Publicity Secretary People's Democratic Party (Nigeria), Edo State
- In office 2009–2014
- President: Goodluck Jonathan
- Vice President: Namadi Sambo

Senator of the Federal Republic of Nigeria from Edo South Senatorial District
- In office 9 June 2015 – 11 June 2023
- Preceded by: Ehigie Edobor Uzamere
- Succeeded by: Neda Imasuen

Personal details
- Born: 8 August 1955 (age 70) Edo State
- Citizenship: Nigeria

= Matthew Urhoghide =

Nigerian politician

Aisagbonriodion Matthew Urhoghide (born 8 August 1955) is a Nigerian politician who served as the senator representing Edo South Senatorial District in the Nigerian Senate from 2015 to 2023.

== Personal life and education ==
Matthew Urhoghide was born on 8 August 1955 in Edo State, Nigeria. Urhoghide was born into the family of Daniel Ediagbonya Urhoghide and Rebecca Avanrenren Urhoghide. He grew up in Benin City where he attended St. Matthews Primary School and obtained his First school leaving certificate. He then attended Eghosa Grammar School in Benin and finished with a West African Senior School Certificate Examination. Urhoghide studied Pharmacy at the University of Benin and obtained his BSc.

== Career ==
Urhoghide started his public service career in 2013 as a board chairman of the Obafemi Awolowo University Teaching Hospital where he served till 2014 before retiring into politics. He was also the Publicity Secretary of People's Democratic Party. In 2015, he contested to run for Senate and was elected into office on 9 June 2015 under the People's Democratic Party. He was subsequently appointed into the Senate committee on Senate Services as a member. He is also the Vice Chairman Senate committee on Health and chairman senate committee on culture and tourism. In 2017, he was named the Chairman of Public accounts committee.
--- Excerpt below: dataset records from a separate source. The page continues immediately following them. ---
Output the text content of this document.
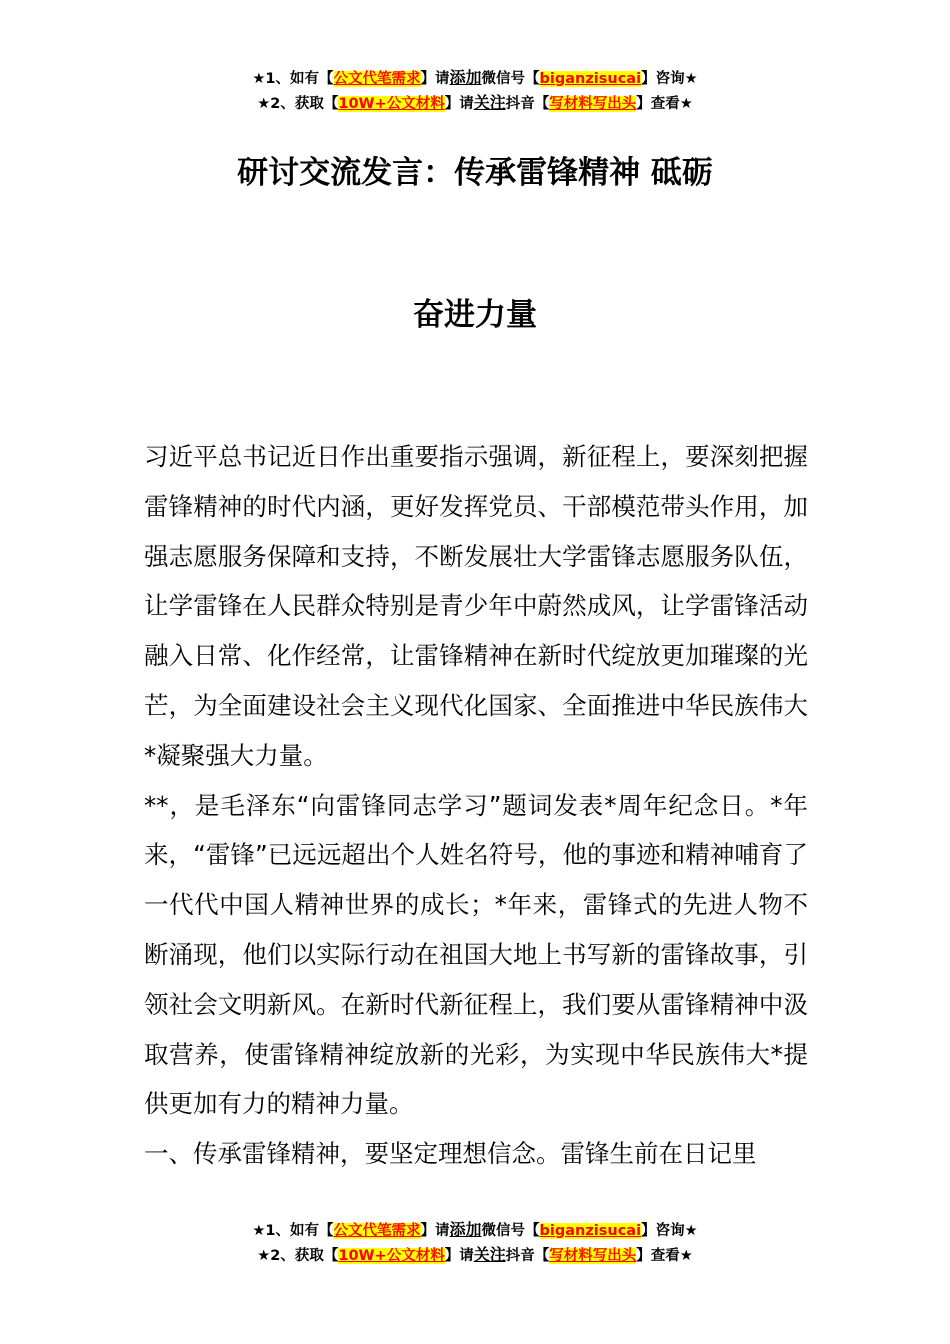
★1、如有【公文代笔需求】请添加微信号【biganzisucai】咨询★
★2、获取【10W+公文材料】请关注抖音【写材料写出头】查看★
研讨交流发言：传承雷锋精神 砥砺
奋进力量

习近平总书记近日作出重要指示强调，新征程上，要深刻把握雷锋精神的时代内涵，更好发挥党员、干部模范带头作用，加强志愿服务保障和支持，不断发展壮大学雷锋志愿服务队伍，让学雷锋在人民群众特别是青少年中蔚然成风，让学雷锋活动融入日常、化作经常，让雷锋精神在新时代绽放更加璀璨的光芒，为全面建设社会主义现代化国家、全面推进中华民族伟大*凝聚强大力量。

**，是毛泽东“向雷锋同志学习”题词发表*周年纪念日。*年来，“雷锋”已远远超出个人姓名符号，他的事迹和精神哺育了一代代中国人精神世界的成长；*年来，雷锋式的先进人物不断涌现，他们以实际行动在祖国大地上书写新的雷锋故事，引领社会文明新风。在新时代新征程上，我们要从雷锋精神中汲取营养，使雷锋精神绽放新的光彩，为实现中华民族伟大*提供更加有力的精神力量。

一、传承雷锋精神，要坚定理想信念。雷锋生前在日记里

★1、如有【公文代笔需求】请添加微信号【biganzisucai】咨询★
★2、获取【10W+公文材料】请关注抖音【写材料写出头】查看★
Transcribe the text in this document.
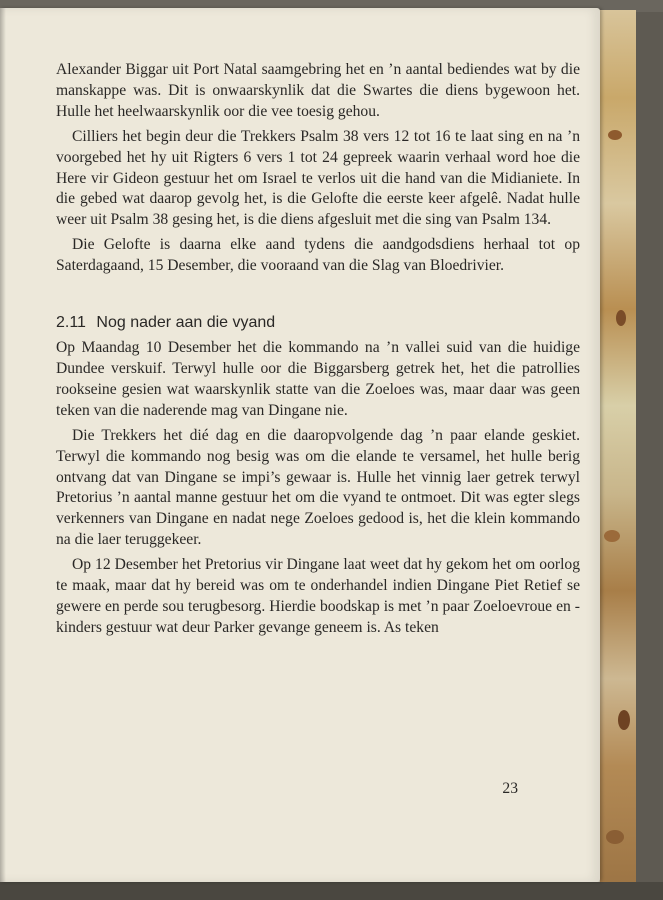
Alexander Biggar uit Port Natal saamgebring het en ’n aantal bediendes wat by die manskappe was. Dit is onwaarskynlik dat die Swartes die diens bygewoon het. Hulle het heelwaarskynlik oor die vee toesig gehou.

Cilliers het begin deur die Trekkers Psalm 38 vers 12 tot 16 te laat sing en na ’n voorgebed het hy uit Rigters 6 vers 1 tot 24 gepreek waarin verhaal word hoe die Here vir Gideon gestuur het om Israel te verlos uit die hand van die Midianiete. In die gebed wat daarop gevolg het, is die Gelofte die eerste keer afgelê. Nadat hulle weer uit Psalm 38 gesing het, is die diens afgesluit met die sing van Psalm 134.

Die Gelofte is daarna elke aand tydens die aandgodsdiens herhaal tot op Saterdagaand, 15 Desember, die vooraand van die Slag van Bloedrivier.

2.11 Nog nader aan die vyand

Op Maandag 10 Desember het die kommando na ’n vallei suid van die huidige Dundee verskuif. Terwyl hulle oor die Biggarsberg getrek het, het die patrollies rookseine gesien wat waarskynlik statte van die Zoeloes was, maar daar was geen teken van die naderende mag van Dingane nie.

Die Trekkers het dié dag en die daaropvolgende dag ’n paar elande geskiet. Terwyl die kommando nog besig was om die elande te versamel, het hulle berig ontvang dat van Dingane se impi’s gewaar is. Hulle het vinnig laer getrek terwyl Pretorius ’n aantal manne gestuur het om die vyand te ontmoet. Dit was egter slegs verkenners van Dingane en nadat nege Zoeloes gedood is, het die klein kommando na die laer teruggekeer.

Op 12 Desember het Pretorius vir Dingane laat weet dat hy gekom het om oorlog te maak, maar dat hy bereid was om te onderhandel indien Dingane Piet Retief se gewere en perde sou terugbesorg. Hierdie boodskap is met ’n paar Zoeloevroue en -kinders gestuur wat deur Parker gevange geneem is. As teken

23
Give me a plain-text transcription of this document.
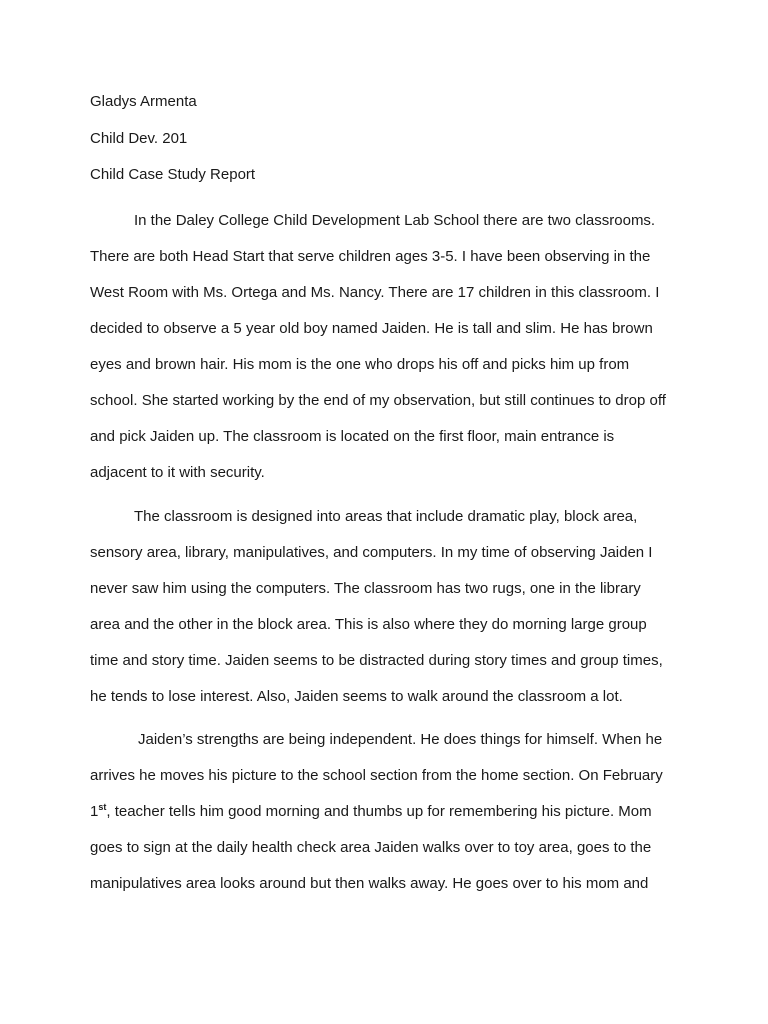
Gladys Armenta
Child Dev. 201
Child Case Study Report
In the Daley College Child Development Lab School there are two classrooms.
There are both Head Start that serve children ages 3-5. I have been observing in the
West Room with Ms. Ortega and Ms. Nancy. There are 17 children in this classroom. I
decided to observe a 5 year old boy named Jaiden. He is tall and slim. He has brown
eyes and brown hair. His mom is the one who drops his off and picks him up from
school. She started working by the end of my observation, but still continues to drop off
and pick Jaiden up. The classroom is located on the first floor, main entrance is
adjacent to it with security.
The classroom is designed into areas that include dramatic play, block area,
sensory area, library, manipulatives, and computers. In my time of observing Jaiden I
never saw him using the computers. The classroom has two rugs, one in the library
area and the other in the block area. This is also where they do morning large group
time and story time. Jaiden seems to be distracted during story times and group times,
he tends to lose interest. Also, Jaiden seems to walk around the classroom a lot.
Jaiden’s strengths are being independent. He does things for himself. When he
arrives he moves his picture to the school section from the home section. On February
1st, teacher tells him good morning and thumbs up for remembering his picture. Mom
goes to sign at the daily health check area Jaiden walks over to toy area, goes to the
manipulatives area looks around but then walks away. He goes over to his mom and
In 2019, he was re-elected into the senate to serve for a second term.

== Bills sponsored ==
On 22 November 2016, Urhoghide sponsored a bill for the establishment of National institute for Hospitality and Tourism (NIHOTOUR). The bill passed its first to third reading and was enacted by the senate.

== Benin Airport attack ==
Urhoghide was attacked at the Benin Airport by supporters and youths of the All Progressives Congress on arrival from official duties in Abuja. The attack was as a result of a motion he moved calling for the impeachment of President Muhammadu Buhari. On his arrival at the Benin Airport he was mobbed by angry youths of the All Progressives Congress. During this attack, Governor Godwin Obaseki was present at the airport and had allegedly given the angry mob a "thumps up". According to reports, Urhoghide was trapped in the VIP lounge of the airport for over two hours before security personnel arrived to ease the attack.